Reacciones políticas y presión institucional
El episodio derivó en un conflicto institucional luego de que la Contraloría General de la República de Chile solicitara explicaciones formales al Ejecutivo. A través de un oficio, su titular, Dorothy Pérez, pidió a la ministra vocera, Mara Sedini, detallar las circunstancias de la publicación en un plazo de cinco días.
Desde la oposición, las críticas apuntaron al tono del mensaje. La presidenta del Partido Socialista de Chile, Paulina Vodanovic, llamó al Gobierno a abandonar el lenguaje de campaña, mientras que el diputado Raúl Soto exigió mayor responsabilidad en las comunicaciones oficiales.
No obstante, los cuestionamientos también surgieron desde el oficialismo. El diputado Diego Schalper y el senador Javier Macaya coincidieron en calificar el mensaje como “desafortunado”.

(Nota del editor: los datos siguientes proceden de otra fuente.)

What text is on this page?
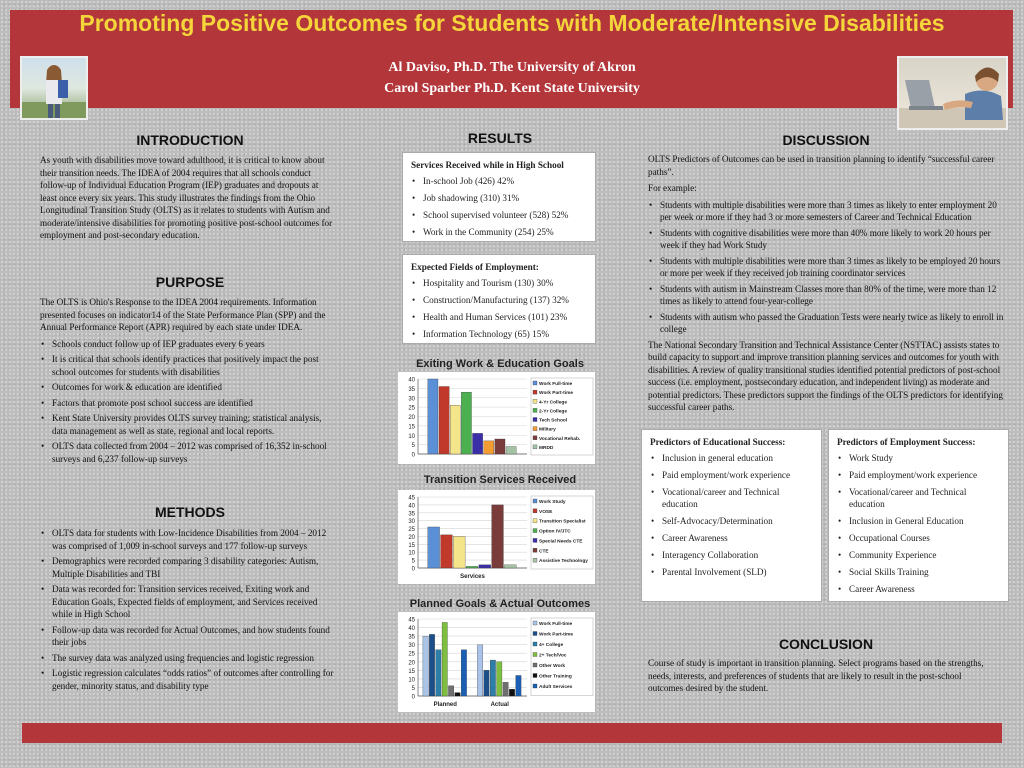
Promoting Positive Outcomes for Students with Moderate/Intensive Disabilities
Al Daviso, Ph.D. The University of Akron
Carol Sparber Ph.D. Kent State University
INTRODUCTION

As youth with disabilities move toward adulthood, it is critical to know about their transition needs. The IDEA of 2004 requires that all schools conduct follow-up of Individual Education Program (IEP) graduates and dropouts at least once every six years. This study illustrates the findings from the Ohio Longitudinal Transition Study (OLTS) as it relates to students with Autism and moderate/intensive disabilities for promoting positive post-school outcomes for employment and post-secondary education.

PURPOSE

The OLTS is Ohio's Response to the IDEA 2004 requirements. Information presented focuses on indicator14 of the State Performance Plan (SPP) and the Annual Performance Report (APR) required by each state under IDEA.

• Schools conduct follow up of IEP graduates every 6 years
• It is critical that schools identify practices that positively impact the post school outcomes for students with disabilities
• Outcomes for work & education are identified
• Factors that promote post school success are identified
• Kent State University provides OLTS survey training; statistical analysis, data management as well as state, regional and local reports.
• OLTS data collected from 2004 – 2012 was comprised of 16,352 in-school surveys and 6,237 follow-up surveys
METHODS
• OLTS data for students with Low-Incidence Disabilities from 2004 – 2012 was comprised of 1,009 in-school surveys and 177 follow-up surveys
• Demographics were recorded comparing 3 disability categories: Autism, Multiple Disabilities and TBI
• Data was recorded for: Transition services received, Exiting work and Education Goals, Expected fields of employment, and Services received while in High School
• Follow-up data was recorded for Actual Outcomes, and how students found their jobs
• The survey data was analyzed using frequencies and logistic regression
• Logistic regression calculates “odds ratios” of outcomes after controlling for gender, minority status, and disability type
RESULTS
Services Received while in High School
• In-school Job (426) 42%
• Job shadowing (310) 31%
• School supervised volunteer (528) 52%
• Work in the Community (254) 25%
Expected Fields of Employment:
• Hospitality and Tourism (130) 30%
• Construction/Manufacturing (137) 32%
• Health and Human Services (101) 23%
• Information Technology (65) 15%
Exiting Work & Education Goals
0
5
10
15
20
25
30
35
40
Work Full-time
Work Part-time
4-Yr College
2-Yr College
Tech School
Military
Vocational Rehab.
MRDD
Transition Services Received
0
5
10
15
20
25
30
35
40
45
Services
Work Study
VOSE
Transition Specialist
Option IV/JTC
Special Needs CTE
CTE
Assistive Technology
Planned Goals & Actual Outcomes
0
5
10
15
20
25
30
35
40
45
Planned	Actual
Work Full-time
Work Part-time
4+ College
2+ Tech/Voc
Other Work
Other Training
Adult Services
DISCUSSION

OLTS Predictors of Outcomes can be used in transition planning to identify “successful career paths”.

For example:

• Students with multiple disabilities were more than 3 times as likely to enter employment 20 per week or more if they had 3 or more semesters of Career and Technical Education
• Students with cognitive disabilities were more than 40% more likely to work 20 hours per week if they had Work Study
• Students with multiple disabilities were more than 3 times as likely to be employed 20 hours or more per week if they received job training coordinator services
• Students with autism in Mainstream Classes more than 80% of the time, were more than 12 times as likely to attend four-year-college
• Students with autism who passed the Graduation Tests were nearly twice as likely to enroll in college

The National Secondary Transition and Technical Assistance Center (NSTTAC) assists states to build capacity to support and improve transition planning services and outcomes for youth with disabilities. A review of quality transitional studies identified potential predictors of post-school success (i.e. employment, postsecondary education, and independent living) as moderate and potential predictors. These predictors support the findings of the OLTS predictors for identifying successful career paths.

Predictors of Educational Success:
• Inclusion in general education
• Paid employment/work experience
• Vocational/career and Technical education
• Self-Advocacy/Determination
• Career Awareness
• Interagency Collaboration
• Parental Involvement (SLD)
Predictors of Employment Success:
• Work Study
• Paid employment/work experience
• Vocational/career and Technical education
• Inclusion in General Education
• Occupational Courses
• Community Experience
• Social Skills Training
• Career Awareness
CONCLUSION

Course of study is important in transition planning. Select programs based on the strengths, needs, interests, and preferences of students that are likely to result in the post-school outcomes desired by the student.
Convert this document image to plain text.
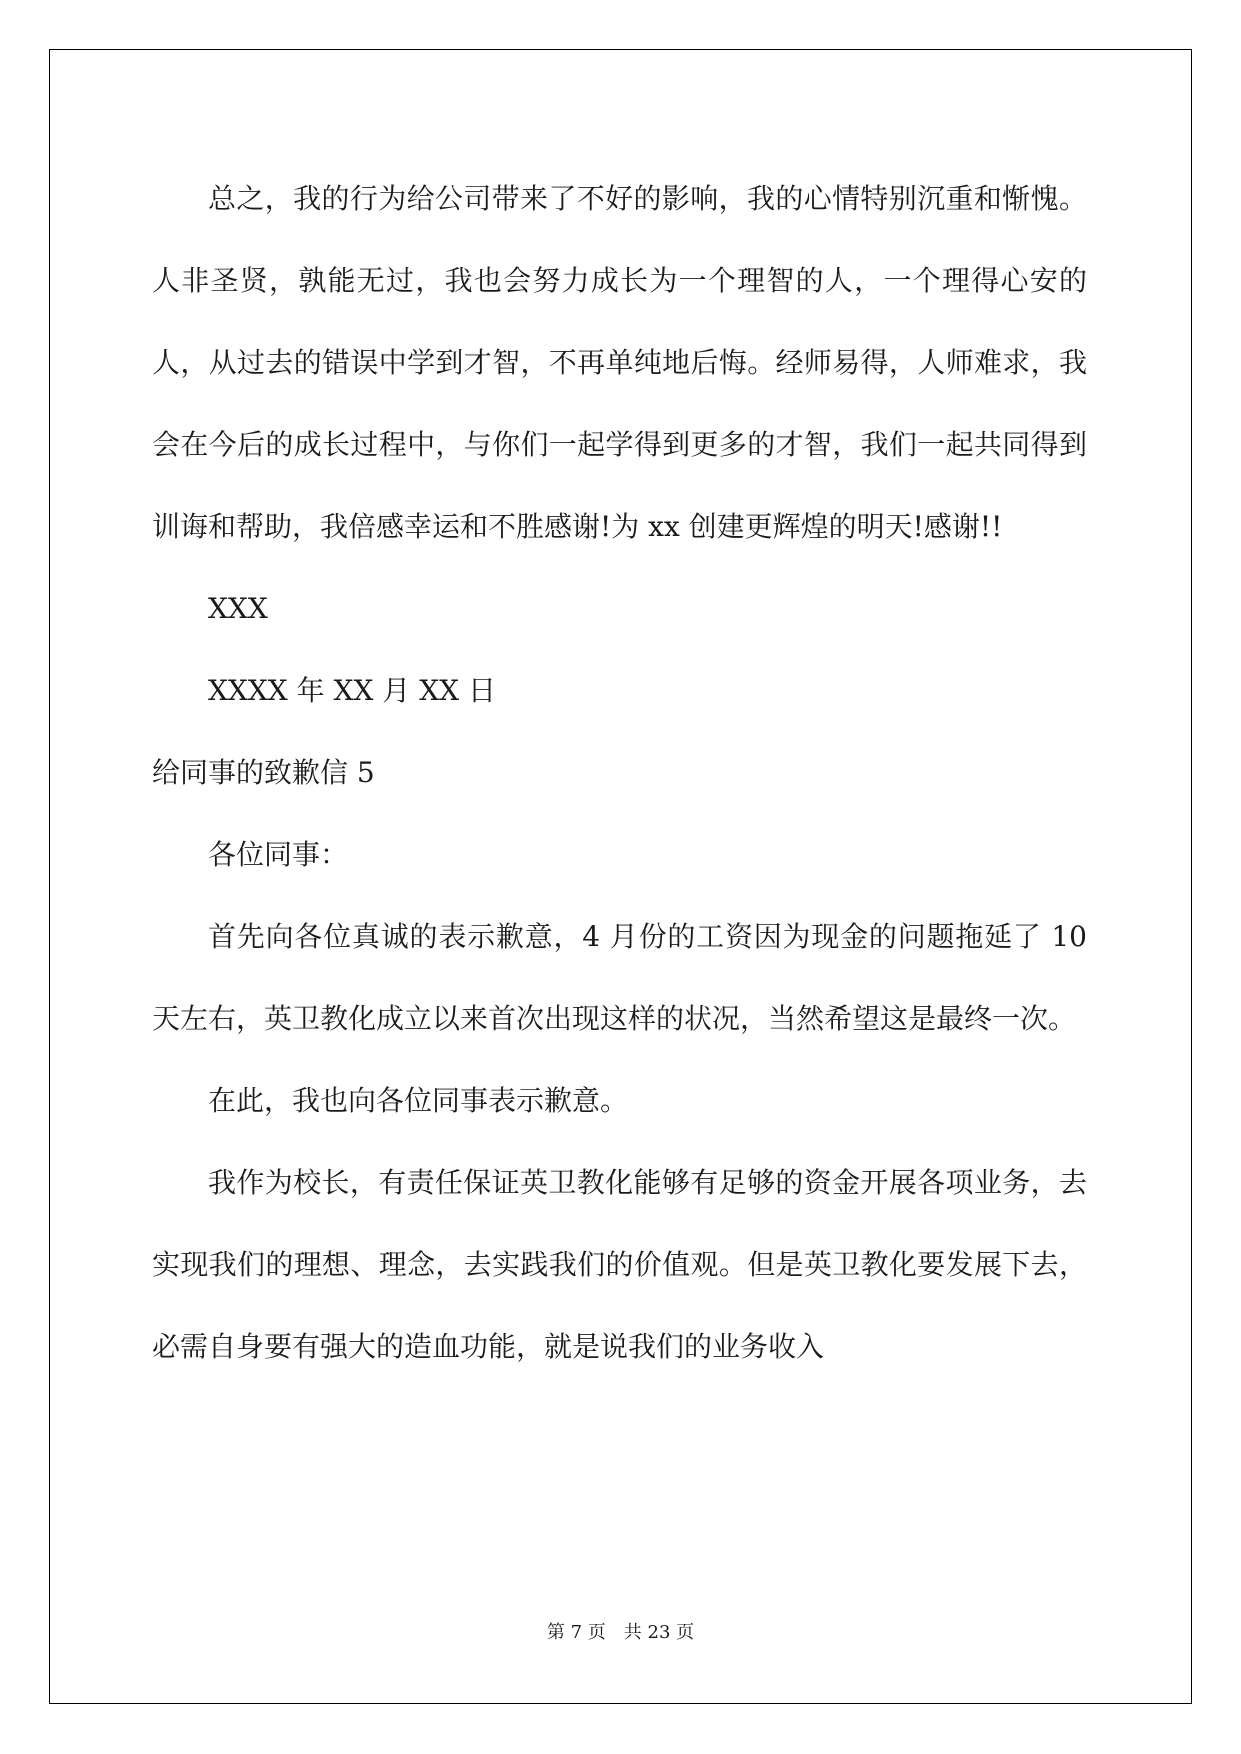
总之，我的行为给公司带来了不好的影响，我的心情特别沉重和惭愧。人非圣贤，孰能无过，我也会努力成长为一个理智的人，一个理得心安的人，从过去的错误中学到才智，不再单纯地后悔。经师易得，人师难求，我会在今后的成长过程中，与你们一起学得到更多的才智，我们一起共同得到训诲和帮助，我倍感幸运和不胜感谢!为 xx 创建更辉煌的明天!感谢!!

XXX

XXXX 年 XX 月 XX 日

给同事的致歉信 5

各位同事：

首先向各位真诚的表示歉意，4 月份的工资因为现金的问题拖延了 10 天左右，英卫教化成立以来首次出现这样的状况，当然希望这是最终一次。

在此，我也向各位同事表示歉意。

我作为校长，有责任保证英卫教化能够有足够的资金开展各项业务，去实现我们的理想、理念，去实践我们的价值观。但是英卫教化要发展下去，必需自身要有强大的造血功能，就是说我们的业务收入

第 7 页　共 23 页
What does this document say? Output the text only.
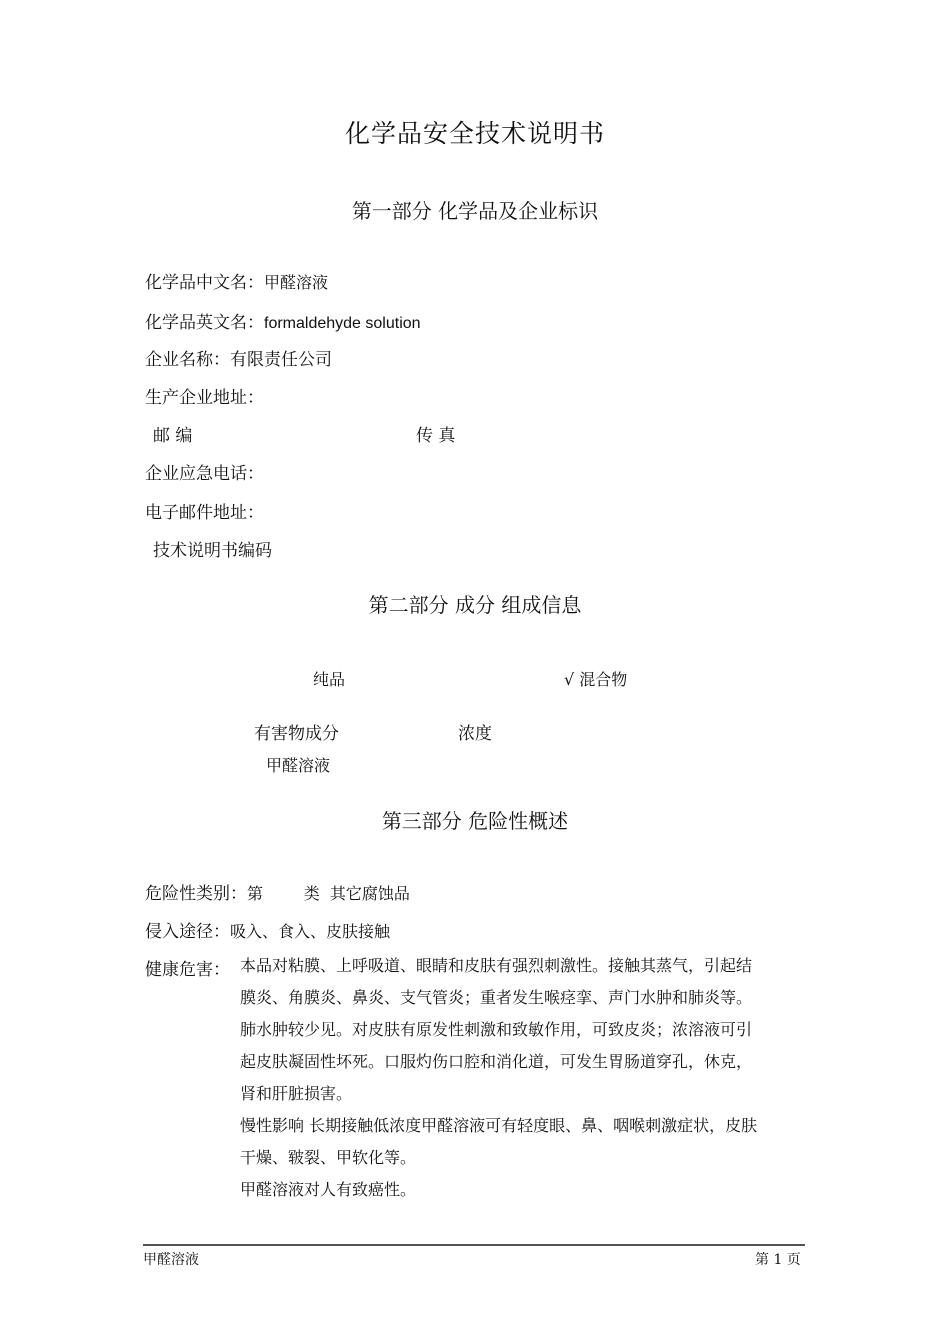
化学品安全技术说明书
第一部分 化学品及企业标识
化学品中文名：甲醛溶液
化学品英文名：formaldehyde solution
企业名称：有限责任公司
生产企业地址：
邮 编	传 真
企业应急电话：
电子邮件地址：
技术说明书编码
第二部分 成分 组成信息
纯品	√ 混合物
有害物成分	浓度
甲醛溶液
第三部分 危险性概述
危险性类别：第        类  其它腐蚀品
侵入途径：吸入、食入、皮肤接触
健康危害： 本品对粘膜、上呼吸道、眼睛和皮肤有强烈刺激性。接触其蒸气，引起结
膜炎、角膜炎、鼻炎、支气管炎；重者发生喉痉挛、声门水肿和肺炎等。
肺水肿较少见。对皮肤有原发性刺激和致敏作用，可致皮炎；浓溶液可引
起皮肤凝固性坏死。口服灼伤口腔和消化道，可发生胃肠道穿孔，休克，
肾和肝脏损害。
慢性影响 长期接触低浓度甲醛溶液可有轻度眼、鼻、咽喉刺激症状，皮肤
干燥、皲裂、甲软化等。
甲醛溶液对人有致癌性。
甲醛溶液	第 1 页
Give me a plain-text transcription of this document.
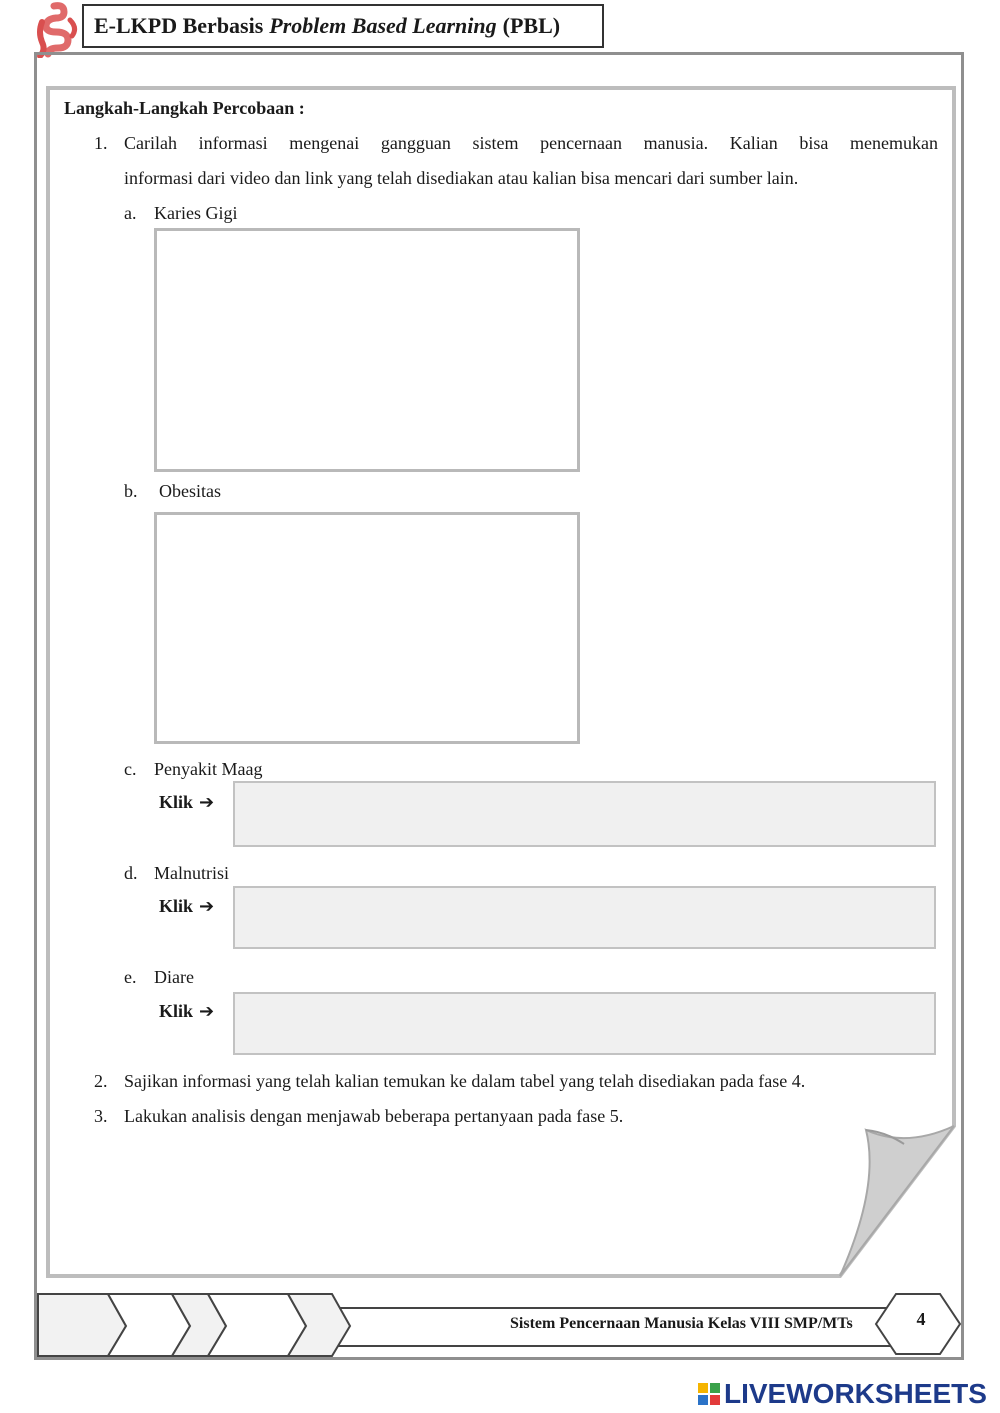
E-LKPD Berbasis Problem Based Learning (PBL)
Langkah-Langkah Percobaan :
1. Carilah informasi mengenai gangguan sistem pencernaan manusia. Kalian bisa menemukan
informasi dari video dan link yang telah disediakan atau kalian bisa mencari dari sumber lain.
a. Karies Gigi
b. Obesitas
c. Penyakit Maag
Klik ➔
d. Malnutrisi
Klik ➔
e. Diare
Klik ➔
2. Sajikan informasi yang telah kalian temukan ke dalam tabel yang telah disediakan pada fase 4.
3. Lakukan analisis dengan menjawab beberapa pertanyaan pada fase 5.
Sistem Pencernaan Manusia Kelas VIII SMP/MTs	4
LIVEWORKSHEETS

Impacto en la agenda y caída en encuestas
El conflicto ocurre en medio del aumento en los precios de los combustibles y marca el fin del periodo inicial de respaldo ciudadano al Ejecutivo. Según la encuesta Cadem, el Gobierno registra un 47% de aprobación y un 49% de desaprobación, evidenciando una caída significativa en pocas semanas.
En tanto, el sondeo de Panel Ciudadano UDD muestra un 42% de aprobación y un 48% de rechazo, reflejando una tendencia similar.
Desde el oficialismo, el presidente del Partido Republicano de Chile, Arturo Squella, defendió al mandatario, señalando que es capaz de adoptar decisiones impopulares que, a su juicio, serán positivas a largo plazo.
Incidente en redes sociales
En paralelo a la controversia, la Presidencia informó la intervención de las cuentas oficiales del mandatario en redes sociales. Durante la madrugada, desde la cuenta personal de José Antonio Kast en X se publicó un mensaje ofensivo contra el expresidente de Estados Unidos, Donald Trump, el cual posteriormente fue eliminado.
El Ejecutivo confirmó que se trató de una acción de terceros, iniciando las investigaciones correspondientes.